EM: Mr Speaker, the person who’s moving the goalposts is the Prime Minister. The reality is that the key test that was set for the health service was the number of people waiting more than 18 weeks, and that number is up 43 per cent since the General Election. Now however much he twists and turns, that is the reality.
So who is right? For all the statistics you can download a waiting times fact checker here (and become better informed than the Prime Minister). Point by point, here is the verdict:
EM: “The shortest waiting times in NHS history.” True. The last Labour Government transformed waiting times beyond all recognition.
EM: “The number of people waiting more than 18 weeks: up, under him.” True. When the Liberatives took power in May 2010 there were 209,411 patients on the waiting list over 18 weeks; in November 2011 (the latest figures available) there were 223,720.
DC: “Inpatient waiting times: down.” Murky. When he says “inpatient” he is referring to adjusted admitted pathways, which measures the waiting times of those patients who are lucky enough to be admitted for treatment, not the waiting times of inpatients who are still waiting. Only one of the many “adjusted admitted” measures has gone down since the General Election, and that is the median, which doesn’t mean very much. All the other measures went up. But before we start callling the Prime Minister names, let’s reflect that if more long-waiters are being treated then this is actually a good thing: much better than letting them wait.
DC: “Outpatient waiting times: down.” Exactly the same story as for inpatients: murky.
DC: “The number of people waiting more than a year: down to its lowest ever.” True. There were 10,407 patients on the waiting list over 52 weeks in November, the lowest ever, and well below the 18,458 in May 2010.
DC: “The number of people waiting for six months: down to its lowest ever level.” True. 26,564 on the waiting list over 26 weeks in November, the lowest ever, compared with 36,589 in May 2010.
DC: “And indeed, the number of people on the waiting list – what he said was the clear test: that is down.” True. 2,504,758 on the waiting list in November, compared with 2,573,895 in May 2010. But this number does go up and down.
EM: “the number of people waiting more than 18 weeks, and that number is up 43 per cent since the General Election.” The number of people on the waiting list over 18 weeks is up since the General Election, but by 7 per cent not 43 per cent.
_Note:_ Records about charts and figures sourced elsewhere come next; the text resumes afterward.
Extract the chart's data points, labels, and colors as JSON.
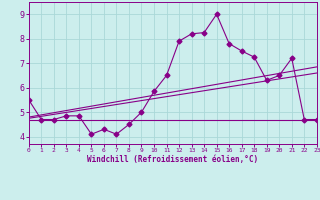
{
  "x": [
    0,
    1,
    2,
    3,
    4,
    5,
    6,
    7,
    8,
    9,
    10,
    11,
    12,
    13,
    14,
    15,
    16,
    17,
    18,
    19,
    20,
    21,
    22,
    23
  ],
  "y_main": [
    5.5,
    4.7,
    4.7,
    4.85,
    4.85,
    4.1,
    4.3,
    4.1,
    4.5,
    5.0,
    5.85,
    6.5,
    7.9,
    8.2,
    8.25,
    9.0,
    7.8,
    7.5,
    7.25,
    6.3,
    6.5,
    7.2,
    4.7,
    4.7
  ],
  "trend1_x": [
    0,
    23
  ],
  "trend1_y": [
    4.8,
    6.85
  ],
  "trend2_x": [
    0,
    23
  ],
  "trend2_y": [
    4.75,
    6.6
  ],
  "trend3_x": [
    0,
    23
  ],
  "trend3_y": [
    4.7,
    4.7
  ],
  "bg_color": "#cceeed",
  "line_color": "#880088",
  "grid_color": "#aad8d8",
  "xlabel": "Windchill (Refroidissement éolien,°C)",
  "ylabel_ticks": [
    4,
    5,
    6,
    7,
    8,
    9
  ],
  "xlim": [
    0,
    23
  ],
  "ylim": [
    3.7,
    9.5
  ],
  "xticks": [
    0,
    1,
    2,
    3,
    4,
    5,
    6,
    7,
    8,
    9,
    10,
    11,
    12,
    13,
    14,
    15,
    16,
    17,
    18,
    19,
    20,
    21,
    22,
    23
  ]
}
What has gone up by 43 per cent is the number of “adjusted admitted pathways” over 18 weeks. In other words, the NHS has sharply increased the number of over-18-week waiters being treated: a good thing, surely, and much better than making them wait.
There are just too many waiting times statistics being bandied around, aren’t there? And this is confusing politicians, journalists, and the public. Both Ed Miliband and David Cameron were on strong ground when they stuck to the waiting list, which (to both their credits) they mostly did. Where they floundered or got things wrong was when they strayed off into other figures.
It would be good to see politicians sticking more to the waiting list figures (the so-called “incomplete pathways”), because that’s what really matters, and that’s where the message is clearest. More patients waiting = bad. More long-waiters = bad. You just don’t get that clarity with the admitted and non-admitted data.